(CNN) — A jungle-covered area on the east of Borneo island is set to be transformed into Indonesia's new capital city.
Concerns over the sustainability of the congested and rapidly sinking political center of Jakarta prompted the need for a new capital. The relocation was announced Monday by President Joko Widodo.
The proposed location, near the relatively underdeveloped cities of Balikpapan and Samarinda, is a far cry from the crowded powerhouse which has served as Indonesia's financial heart since 1949 -- and Widodo acknowledged that moving the country's capital to the island will be a mammoth and expensive undertaking.
But Jakarta's rapid expansion in recent years has presented myriad environmental, economic and safety concerns, prompting the government to look elsewhere and ease the strain on the massive metropolis.
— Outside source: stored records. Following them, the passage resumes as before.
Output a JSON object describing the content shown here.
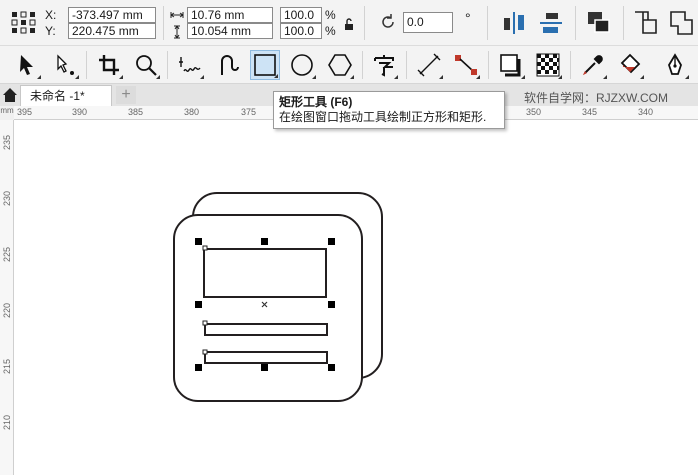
{
  "position": {
    "icon": "object-origin-icon",
    "x_label": "X:",
    "y_label": "Y:",
    "x_value": "-373.497 mm",
    "y_value": "220.475 mm"
  },
  "size": {
    "width_value": "10.76 mm",
    "height_value": "10.054 mm",
    "scale_x": "100.0",
    "scale_y": "100.0",
    "pct": "%"
  },
  "rotation": {
    "value": "0.0",
    "unit": "°"
  },
  "property_icons": [
    "lock-ratio-icon",
    "rotate-icon",
    "mirror-horizontal-icon",
    "mirror-vertical-icon",
    "arrange-order-icon",
    "combine-icon"
  ],
  "tools": [
    {
      "name": "pick-tool",
      "active": false
    },
    {
      "name": "shape-tool",
      "active": false
    },
    {
      "name": "crop-tool",
      "active": false
    },
    {
      "name": "zoom-tool",
      "active": false
    },
    {
      "name": "freehand-tool",
      "active": false
    },
    {
      "name": "artistic-media-tool",
      "active": false
    },
    {
      "name": "rectangle-tool",
      "active": true
    },
    {
      "name": "ellipse-tool",
      "active": false
    },
    {
      "name": "polygon-tool",
      "active": false
    },
    {
      "name": "text-tool",
      "active": false
    },
    {
      "name": "parallel-dimension-tool",
      "active": false
    },
    {
      "name": "connector-tool",
      "active": false
    },
    {
      "name": "drop-shadow-tool",
      "active": false
    },
    {
      "name": "transparency-tool",
      "active": false
    },
    {
      "name": "eyedropper-tool",
      "active": false
    },
    {
      "name": "interactive-fill-tool",
      "active": false
    },
    {
      "name": "smart-fill-tool",
      "active": false
    }
  ],
  "tabs": {
    "document": "未命名 -1*",
    "add": "+"
  },
  "watermark": "软件自学网：RJZXW.COM",
  "tooltip": {
    "title": "矩形工具 (F6)",
    "description": "在绘图窗口拖动工具绘制正方形和矩形."
  },
  "ruler": {
    "corner": "mm",
    "top_ticks": [
      "395",
      "390",
      "385",
      "380",
      "375",
      "350",
      "345",
      "340"
    ],
    "left_ticks": [
      "235",
      "230",
      "225",
      "220",
      "215",
      "210"
    ]
  },
  "colors": {
    "active_tool_bg": "#cde3f5",
    "stroke": "#231f20",
    "handle": "#000000"
  }
}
"As a large nation that has been independent for 74 years, Indonesia has never chosen its own capital," Widodo said in a televised speech, AFP reported. "The burden Jakarta is holding right now is too heavy as the center of governance, business, finance, trade and services."
Floating houses on Mahakam river in Samarinda, near the site of the new capital.
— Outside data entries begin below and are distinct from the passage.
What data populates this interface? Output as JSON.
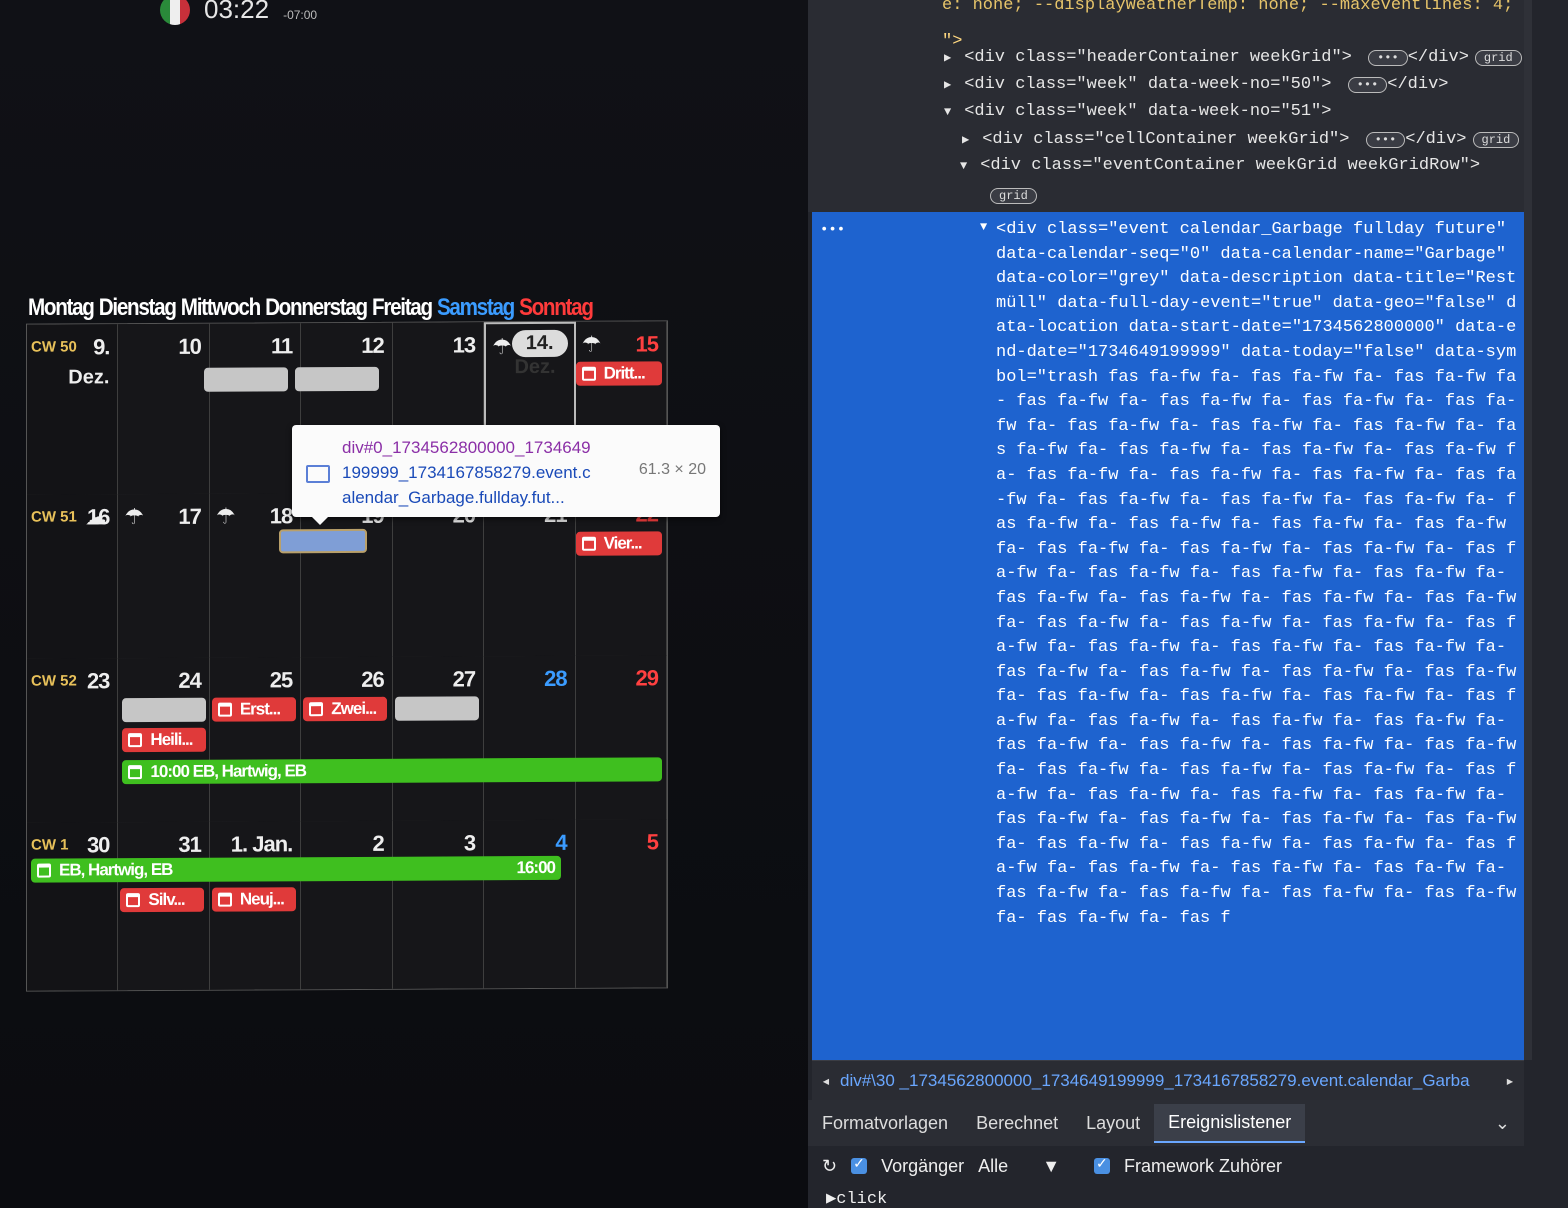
{
  "clock": {
    "time": "03:22",
    "tz": "-07:00"
  },
  "weekdays": [
    "Montag",
    "Dienstag",
    "Mittwoch",
    "Donnerstag",
    "Freitag",
    "Samstag",
    "Sonntag"
  ],
  "weeks": [
    {
      "cw": "CW 50",
      "days": [
        "9.",
        "10",
        "11",
        "12",
        "13",
        "14.",
        "15"
      ],
      "sub": "Dez.",
      "today_sub": "Dez."
    },
    {
      "cw": "CW 51",
      "days": [
        "16",
        "17",
        "18",
        "19",
        "20",
        "21",
        "22"
      ]
    },
    {
      "cw": "CW 52",
      "days": [
        "23",
        "24",
        "25",
        "26",
        "27",
        "28",
        "29"
      ]
    },
    {
      "cw": "CW 1",
      "days": [
        "30",
        "31",
        "1. Jan.",
        "2",
        "3",
        "4",
        "5"
      ]
    }
  ],
  "events": {
    "w50_sun": "Dritt...",
    "w51_sun": "Vier...",
    "w52_tue": "Erst...",
    "w52_wed": "Zwei...",
    "w52_mon": "Heili...",
    "w52_green": "10:00  EB, Hartwig, EB",
    "w1_green": "EB, Hartwig, EB",
    "w1_green_time": "16:00",
    "w1_tue": "Silv...",
    "w1_wed": "Neuj..."
  },
  "tooltip": {
    "line1": "div#0_1734562800000_1734649",
    "line2": "199999_1734167858279.event.c",
    "line3": "alendar_Garbage.fullday.fut...",
    "dims": "61.3 × 20"
  },
  "devtools": {
    "line0": "e: none; --displayWeatherTemp: none; --maxeventlines: 4;",
    "line1": "\">",
    "line2": "<div class=\"headerContainer weekGrid\">",
    "line3": "<div class=\"week\" data-week-no=\"50\">",
    "line4": "<div class=\"week\" data-week-no=\"51\">",
    "line5": "<div class=\"cellContainer weekGrid\">",
    "line6": "<div class=\"eventContainer weekGrid weekGridRow\">",
    "badge": "grid",
    "close_div": "</div>",
    "selected": "<div class=\"event calendar_Garbage fullday future\" data-calendar-seq=\"0\" data-calendar-name=\"Garbage\" data-color=\"grey\" data-description data-title=\"Restmüll\" data-full-day-event=\"true\" data-geo=\"false\" data-location data-start-date=\"1734562800000\" data-end-date=\"1734649199999\" data-today=\"false\" data-symbol=\"trash fas fa-fw fa- fas fa-fw fa- fas fa-fw fa- fas fa-fw fa- fas fa-fw fa- fas fa-fw fa- fas fa-fw fa- fas fa-fw fa- fas fa-fw fa- fas fa-fw fa- fas fa-fw fa- fas fa-fw fa- fas fa-fw fa- fas fa-fw fa- fas fa-fw fa- fas fa-fw fa- fas fa-fw fa- fas fa-fw fa- fas fa-fw fa- fas fa-fw fa- fas fa-fw fa- fas fa-fw fa- fas fa-fw fa- fas fa-fw fa- fas fa-fw fa- fas fa-fw fa- fas fa-fw fa- fas fa-fw fa- fas fa-fw fa- fas fa-fw fa- fas fa-fw fa- fas fa-fw fa- fas fa-fw fa- fas fa-fw fa- fas fa-fw fa- fas fa-fw fa- fas fa-fw fa- fas fa-fw fa- fas fa-fw fa- fas fa-fw fa- fas fa-fw fa- fas fa-fw fa- fas fa-fw fa- fas fa-fw fa- fas fa-fw fa- fas fa-fw fa- fas fa-fw fa- fas fa-fw fa- fas fa-fw fa- fas fa-fw fa- fas fa-fw fa- fas fa-fw fa- fas fa-fw fa- fas fa-fw fa- fas fa-fw fa- fas fa-fw fa- fas fa-fw fa- fas fa-fw fa- fas fa-fw fa- fas fa-fw fa- fas fa-fw fa- fas fa-fw fa- fas fa-fw fa- fas fa-fw fa- fas fa-fw fa- fas fa-fw fa- fas fa-fw fa- fas fa-fw fa- fas fa-fw fa- fas fa-fw fa- fas fa-fw fa- fas fa-fw fa- fas fa-fw fa- fas fa-fw fa- fas fa-fw fa- fas fa-fw fa- fas fa-fw fa- fas fa-fw fa- fas fa-fw fa- fas fa-fw fa- fas fa-fw fa- fas f",
    "breadcrumb": "div#\\30 _1734562800000_1734649199999_1734167858279.event.calendar_Garba",
    "tabs": [
      "Formatvorlagen",
      "Berechnet",
      "Layout",
      "Ereignislistener"
    ],
    "filter": {
      "ancestors": "Vorgänger",
      "all": "Alle",
      "framework": "Framework Zuhörer"
    },
    "event_item": "click"
  },
  "colors": {
    "saturday": "#3b9cff",
    "sunday": "#ff3b3b",
    "selection": "#1e63cf",
    "event_red": "#e03a3a",
    "event_green": "#3fbf1f",
    "event_grey": "#c6c6c6"
  }
}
BAY ISMOYO/AFP/Getty Images
The ambitious project to move the capital will likely cost around 486 trillion rupiah ($34 billion), CNN Indonesia reported, and officials have previously said the relocation could take around 10 years.
Jakarta is home to more than 10 million people, according to the United Nations, with an estimated 30 million in the greater metropolitan area -- making it one of the world's most overpopulated urban regions.
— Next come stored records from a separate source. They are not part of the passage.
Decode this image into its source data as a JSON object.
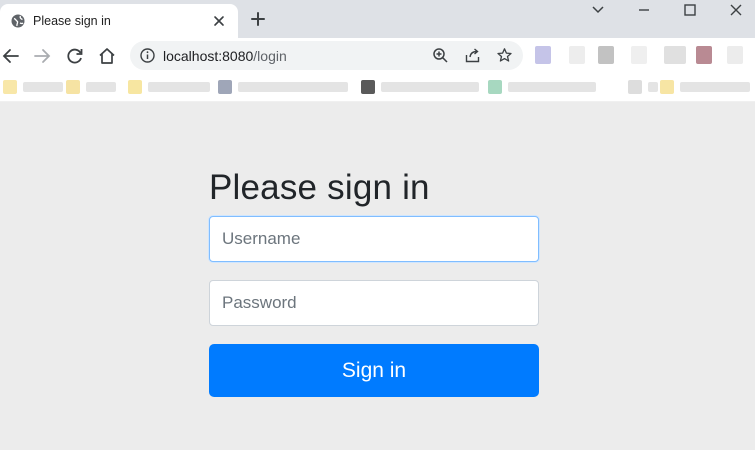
{
  "browser": {
    "tab": {
      "title": "Please sign in"
    },
    "address_bar": {
      "host": "localhost:8080",
      "path": "/login"
    }
  },
  "page": {
    "heading": "Please sign in",
    "username": {
      "placeholder": "Username",
      "value": ""
    },
    "password": {
      "placeholder": "Password",
      "value": ""
    },
    "submit_label": "Sign in"
  },
  "colors": {
    "primary_button": "#007bff",
    "page_background": "#ececec",
    "tab_strip": "#dee1e6"
  },
  "icons": [
    "globe-icon",
    "close-icon",
    "plus-icon",
    "minimize-icon",
    "maximize-icon",
    "chevron-down-icon",
    "back-icon",
    "forward-icon",
    "reload-icon",
    "home-icon",
    "info-icon",
    "zoom-icon",
    "share-icon",
    "star-icon"
  ]
}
It's also one of the fastest-sinking cities on Earth, according to the World Economic Forum, dropping into the Java Sea at an alarming rate due to over-extraction of groundwater.
The city sits on swampy ground and hugs the sea to the north, making it especially prone to flooding.
Indonesia owns the majority of Borneo, the world's third-largest island, with Malaysia and Brunei each holding parts of its northern region. The island is covered in vast rainforests, but it has been hit by rampant deforestation in recent years.